Thursday, July 18, 2024
Students lingered after the end of the school day at Cambridge Rindge and Latin

Students linger after the end of the school day Tuesday at Cambridge Rindge and Latin to participate in and watch a protest in recognition of Sexual Assault Awareness Month. (Photos: Jean Cummings)

“Any girl at Rindge on any given day can’t go 30 ft. down a hallway without some dude staring at your butt and whistling or being like ‘damn, girl,’” read one sign. “I’ve heard a male teacher describe a woman as ‘a B****,’” read another.

These were some of the two dozen signs held by Cambridge Rindge and Latin School students during a walkout Tuesday, staged to raise awareness during Sexual Assault Awareness Month. At least 150 students gathered in support as the protesters, holding hand-written signs with anonymous student comments, lined up outside the front entrance of the school.

Klara Ingersoll

Klara Ingersoll, left, is founder and leader of the high school’s Club 1, the Feminist Club.

“We are doing this because we want some serious changes at our school,” said student Klara Ingersoll, who spearheaded the event as founder and leader of the high school’s Club 1, the Feminist Club, but also stressed that “the walkout is the result of other students who have been emphasizing sexual harassment this year” through work in clubs, classes and social media.
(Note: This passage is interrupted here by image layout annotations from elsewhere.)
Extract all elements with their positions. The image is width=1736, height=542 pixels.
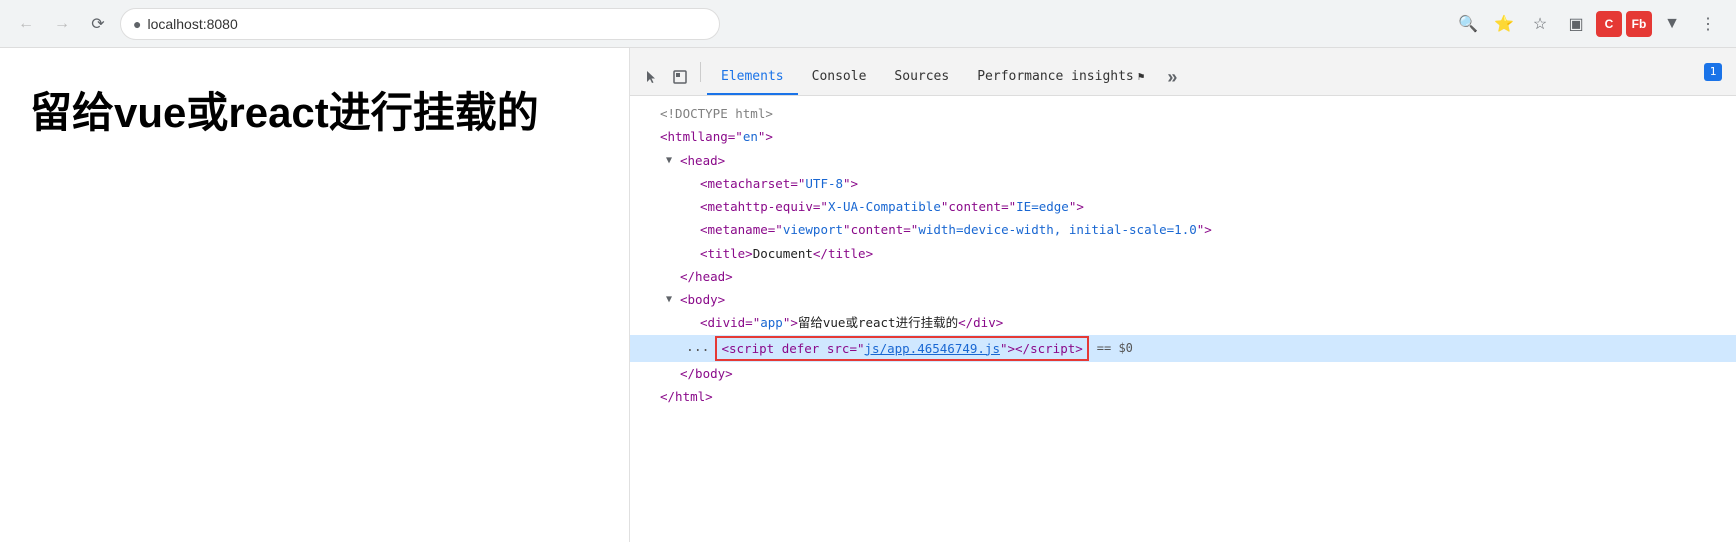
browser-chrome: ← → ⟳ ● localhost:8080 🔍 ⭐ ☆ ▣ C Fb ▼ ⋮ [0,0,1736,48]
forward-button[interactable]: → [48,10,76,38]
dom-tree: <!DOCTYPE html> <html lang="en"> ▼ <head… [630,96,1736,542]
collapse-triangle[interactable]: ▼ [666,152,678,169]
dom-line: <meta http-equiv="X-UA-Compatible" conte… [630,195,1736,218]
triangle-icon [646,128,658,145]
devtools-inspect-icon[interactable] [666,59,694,95]
dom-line: ▼ <head> [630,149,1736,172]
tab-console[interactable]: Console [798,59,881,95]
dom-line: <meta name="viewport" content="width=dev… [630,218,1736,241]
dollar-sign: == $0 [1097,338,1133,358]
triangle-icon [646,105,658,122]
page-heading: 留给vue或react进行挂载的 [30,88,539,138]
script-tag-highlighted: <script defer src="js/app.46546749.js"><… [715,336,1088,361]
dom-line: </body> [630,362,1736,385]
reload-button[interactable]: ⟳ [84,10,112,38]
devtools-cursor-icon[interactable] [638,59,666,95]
triangle-icon [686,198,698,215]
more-options-button[interactable]: ⋮ [1692,8,1724,40]
expand-dots[interactable]: ... [686,337,709,359]
zoom-button[interactable]: 🔍 [1452,8,1484,40]
triangle-icon [686,221,698,238]
tab-sources[interactable]: Sources [880,59,963,95]
dom-line: </head> [630,265,1736,288]
browser-toolbar-icons: 🔍 ⭐ ☆ ▣ C Fb ▼ ⋮ [1452,8,1724,40]
tab-performance[interactable]: Performance insights ⚑ [963,59,1158,95]
cast-button[interactable]: ▣ [1560,8,1592,40]
extension-triangle-button[interactable]: ▼ [1656,8,1688,40]
triangle-icon [686,314,698,331]
bookmark-button[interactable]: ☆ [1524,8,1556,40]
back-button[interactable]: ← [12,10,40,38]
collapse-triangle[interactable]: ▼ [666,291,678,308]
triangle-icon [686,175,698,192]
dom-line: <!DOCTYPE html> [630,102,1736,125]
dom-line: <div id="app">留给vue或react进行挂载的</div> [630,311,1736,334]
toolbar-separator [700,62,701,82]
more-tabs-button[interactable]: » [1158,59,1186,95]
main-area: 留给vue或react进行挂载的 Elements Console [0,48,1736,542]
share-button[interactable]: ⭐ [1488,8,1520,40]
triangle-icon [686,245,698,262]
lock-icon: ● [133,16,141,32]
address-bar[interactable]: ● localhost:8080 [120,8,720,40]
dom-line: <title>Document</title> [630,242,1736,265]
page-content: 留给vue或react进行挂载的 [0,48,630,542]
extension-fb-button[interactable]: Fb [1626,11,1652,37]
notification-badge: 1 [1704,63,1722,81]
dom-line: <html lang="en"> [630,125,1736,148]
dom-line-script[interactable]: ... <script defer src="js/app.46546749.j… [630,335,1736,362]
tab-elements[interactable]: Elements [707,59,798,95]
triangle-icon [666,268,678,285]
dom-line: ▼ <body> [630,288,1736,311]
extension-c-button[interactable]: C [1596,11,1622,37]
dom-line: </html> [630,385,1736,408]
devtools-panel: Elements Console Sources Performance ins… [630,48,1736,542]
dom-line: <meta charset="UTF-8"> [630,172,1736,195]
url-text: localhost:8080 [147,16,237,32]
devtools-toolbar: Elements Console Sources Performance ins… [630,48,1736,96]
triangle-icon [646,388,658,405]
triangle-icon [666,365,678,382]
With male and female students lined up by her side along a low wall, holding poster boards bearing anonymous quotes collected from students, Ingersoll led a group reading of a letter her club plans to present to the administration after collecting signatures. Dozens of other students listened respectfully and sometimes repeated key phrases. The signs had quotes from students who felt harassed by fellow students and, in some cases, faculty.

“Dear Cambridge Rindge and Latin administration,” the letter began, “many CRLS students walked out to demonstrate peacefully and civilly how destructive sexual harassment and assault are to the educational process for countless CRLS students.” Their intent, they said, was “to raise awareness of the extent and seriousness of the issue at the school [and] to ask the folks in charge to change things.”

Specifically, Club 1’s letter asked for a heightened awareness of the issue through a “shift in school climate,” which begins with “calling it what it is – sexual harassment and assault. It is not just ‘incidences’ or ‘bullying.’”

The group requested “thorough and transparent” processes for making and addressing complaints and that all staff participate in required training. Members made specific requests about how complaints should be handled – including giving a complaining student the right to determine which staff can be “in the room” to discuss the situation, give input on the scheduling of meetings that result and on when “parents and police will be brought in.”

students holding signs

Some of the signs shown Tuesday, with testimony from anonymous CRLS students.

The walkout began at 2:15 p.m., 15 minutes before the end of the school day. The crowd stayed attentive and lingered well past school’s end, managing to hear the letter-reading even as the rest of the student body left the school. Students lined up to sign copies of the letter when Ingersoll finished reading.

Principal Damon Smith, who with Superintendent Jeffrey Young watched the walkout, said he welcomed the students working through these important issues. He will be meeting with the leadership of the movement, he said, and “looks forward to continuing the dialogue.”

Smith said the school takes every report of sexual assault and harassment seriously and was unaware of any specific incident that spurred the student action. Students can report issues to a trusted teacher or their dean, or directly to his office, he said.

Many of the sign holders said privately that the major issue revolved around student behavior and that there was a general “culture” of kids saying things without risk of being called out for it. Most said they knew of a teacher they would go to if they had a concern, although one female student said she would not go to a male teacher she liked very much because he himself had made “inappropriate” comments about her clothing. (He told her upon seeing her one summer that she should put “more clothing on,” she said.)